Symptoms were extracted from EHR data for all patients who were tested for SARS CoV-2 through May 31, 2020 from a single large healthcare system. Three methods were used: 1) extraction of ICD-10 codes, 2) regular expression matching of clinical notes using a COVID-19 note template developed for standard use across the health system, and 3) a Natural Language Processing (NLP) pipeline applied to clinical notes. Symptoms were grouped if they were documented in the EHR within 10 days prior to SARS CoV-2 PCR lab test.

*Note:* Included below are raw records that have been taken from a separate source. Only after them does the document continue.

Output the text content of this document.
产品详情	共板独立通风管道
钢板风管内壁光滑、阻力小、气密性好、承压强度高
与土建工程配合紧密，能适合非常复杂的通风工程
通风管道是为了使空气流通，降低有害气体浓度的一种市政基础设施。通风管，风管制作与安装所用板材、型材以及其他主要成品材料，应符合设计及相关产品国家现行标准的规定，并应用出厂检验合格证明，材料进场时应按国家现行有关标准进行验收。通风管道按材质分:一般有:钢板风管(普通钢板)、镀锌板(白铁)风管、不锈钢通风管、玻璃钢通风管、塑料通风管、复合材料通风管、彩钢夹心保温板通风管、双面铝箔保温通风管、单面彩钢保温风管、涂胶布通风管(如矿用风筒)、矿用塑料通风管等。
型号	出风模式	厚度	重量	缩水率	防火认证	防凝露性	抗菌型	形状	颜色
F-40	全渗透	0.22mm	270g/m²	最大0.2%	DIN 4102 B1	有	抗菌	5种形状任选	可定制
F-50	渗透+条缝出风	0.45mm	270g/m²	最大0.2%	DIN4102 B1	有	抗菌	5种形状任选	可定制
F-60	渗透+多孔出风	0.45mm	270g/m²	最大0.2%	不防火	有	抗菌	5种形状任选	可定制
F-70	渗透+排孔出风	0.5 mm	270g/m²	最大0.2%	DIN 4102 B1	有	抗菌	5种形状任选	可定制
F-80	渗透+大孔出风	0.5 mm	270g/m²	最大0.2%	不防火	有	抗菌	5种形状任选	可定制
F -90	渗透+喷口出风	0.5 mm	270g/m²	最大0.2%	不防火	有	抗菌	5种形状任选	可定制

SARS CoV-2 PCR tests were conducted across 24,775 unique patients, who were given 32,924 total tests between February 29 and May 31, 2020. The study cohort was refined to 14,159 patients who had a test and an encounter with a provider during the study period. COVID-19 related symptoms were extracted at differential rates across sources within the EHR. NLP detected the most symptoms of all extraction methods, 25,433 (91.9%) of symptoms. 17,904 (64.7%) of symptoms were detected only by NLP and no other methods. The ICD data source added 1,969 (7.1%) symptoms that were not already captured by NLP. Parsing of notes using regular expression extraction from a known structure added 276 (1.0%) more symptoms.
Discussion & Conclusion
All three extraction methods contributed to COVID-19 symptom detection, with NLP detecting the large majority of symptoms and ICD coded data detecting the least number of symptoms. A standardized note template containing a discrete checklist of COVID-19 related symptoms led to simple and highly accurate text parsing, but due to infrequent clinical use, its ability to increase symptom detection was limited. Given NLP methods resulted in the highest extraction rate of COVID-19 related symptoms, using only methods such as regular expression extraction and structured data extraction of ICD codes may miss a significant amount of symptom data.